The main phase of Stonehenge, the one that incorporates the iconic monoliths instantly recognizable today, came under construction some six hundred years after the pyramids of Egypt. In the case of the latter we know their language and we know the motivation behind the structures. More than just buildings to demonstrate the power of the king, they were celestially aligned portals to the afterlife. Although the Egyptians had no word for religion, the pyramids were as religious as the great temples that would soon surpass them in the energy consumption of the empire. In England of the time, we know no names, nor even an accurate assessment of the “nationality” of the inhabitants. Even nations, as we know them, did not yet exist. The builders of Stonehenge surely had something close to our concept of religion in mind. Otherwise, like the great cathedrals of millennia later, it would have been simply a waste of time and resources.

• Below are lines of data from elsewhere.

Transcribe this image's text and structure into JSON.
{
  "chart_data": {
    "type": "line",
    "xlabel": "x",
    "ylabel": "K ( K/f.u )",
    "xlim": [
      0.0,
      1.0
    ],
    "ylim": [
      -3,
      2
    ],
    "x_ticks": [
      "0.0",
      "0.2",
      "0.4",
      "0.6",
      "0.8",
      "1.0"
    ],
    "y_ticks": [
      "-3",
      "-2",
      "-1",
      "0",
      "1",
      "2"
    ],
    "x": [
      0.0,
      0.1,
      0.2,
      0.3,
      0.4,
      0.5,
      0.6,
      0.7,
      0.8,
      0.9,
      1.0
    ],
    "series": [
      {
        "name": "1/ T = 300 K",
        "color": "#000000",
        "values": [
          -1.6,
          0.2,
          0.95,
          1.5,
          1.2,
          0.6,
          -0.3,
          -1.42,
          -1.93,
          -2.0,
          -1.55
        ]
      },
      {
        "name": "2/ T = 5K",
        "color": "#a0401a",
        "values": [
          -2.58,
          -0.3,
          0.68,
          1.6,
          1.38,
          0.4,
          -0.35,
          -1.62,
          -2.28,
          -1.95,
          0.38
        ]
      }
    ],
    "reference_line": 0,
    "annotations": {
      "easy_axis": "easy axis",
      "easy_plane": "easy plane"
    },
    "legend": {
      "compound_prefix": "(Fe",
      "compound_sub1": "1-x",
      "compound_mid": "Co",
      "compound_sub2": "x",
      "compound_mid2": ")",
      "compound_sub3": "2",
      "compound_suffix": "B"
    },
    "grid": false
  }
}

Wiltshire Downs on the Salisbury Plains is studded with ancient locations of significance. On the near horizon, among the eternal green of the English countryside, are dozens of barrows where people of unknown significance are buried. In that respect Stonehenge is emblematic of the individual struggle for eternal recognition. The name Menkaure stirs instant recognition among few. His pyramids stand as eternal monuments to a decidedly faded greatness. Stonehenge and its environs hold the remains of unknown numbers of unknown nationality bearing unknown names. It symbolizes the fate of us all. Yet on Easter, many believers in resurrection crowd in and gaze in awe at a pagan monument to human striving that no one truly understands.


Sacred Geography

Pilgrimage. The concept that certain places are special is deep-rooted in the human psyche. So deeply rooted that we consider it a religious behavior. Even as scientists recognize the need of many animals to return to their birthplaces or areas that they sense beyond the range of human perception, as human beings they feel it too. Even scientists have the urge to revisit that special spot. Otherwise the travel industry would be in great trouble. Pilgrimage is considered a religious behavior, and the sacredness of place has been noticeably in the news this week. MSNBC reported on the find of a skeletal pilgrim to Stonehenge from 1550 BCE. Yesterday the New Jersey Star-Ledger ran a story about a temple/mosque dispute in Ayodhya, India. Both of these stories center on the sacred geography of the region.

Stonehenge has been a magnet not only for Druids and New Agers, but for anyone with a sense of connection to European prehistory. In the winter of 1990, under a chilly British sky and gusty winds across Salisbury Plain, my wife and I made our pilgrimage to Stonehenge. The low angle of the sun in the sky in a dusky British December only enhanced the experience of standing near a monument that has become an icon of the mysterious and the transcendent for modern domesticated citizens of a straightforward, technological world. The news story states that the skeleton unearthed was of a Mediterranean teenager, far from home, in the shadow of what was already a famous landmark. Even over two decades on, I can still feel the inarticulate sense of longing I felt at Stonehenge, so near the winter solstice, and I understand why that young boy went there to die.

Meanwhile in Ayodhya, the site of a mosque has been declared two-thirds under the ownership of Hindu plaintiffs who claim the site as the birthplace of Lord Ram, a Hindu god. Naturally objecting is the Muslim population that currently has a mosque on the site. Sacred sites raise emotions and tempers readily. Humans want access to their holy places – this is the power of sacred geography. It is certainly palpable in the Bible, and was obviously present the last time I was in Jerusalem. Whether it is hardwired in our biology or simply born of whimsy, sacred geography will never go away. Either we can learn to share it or fight to the bitter resolution, but no matter how much blood might be shed the site will only grow more and more significant because of that very blood.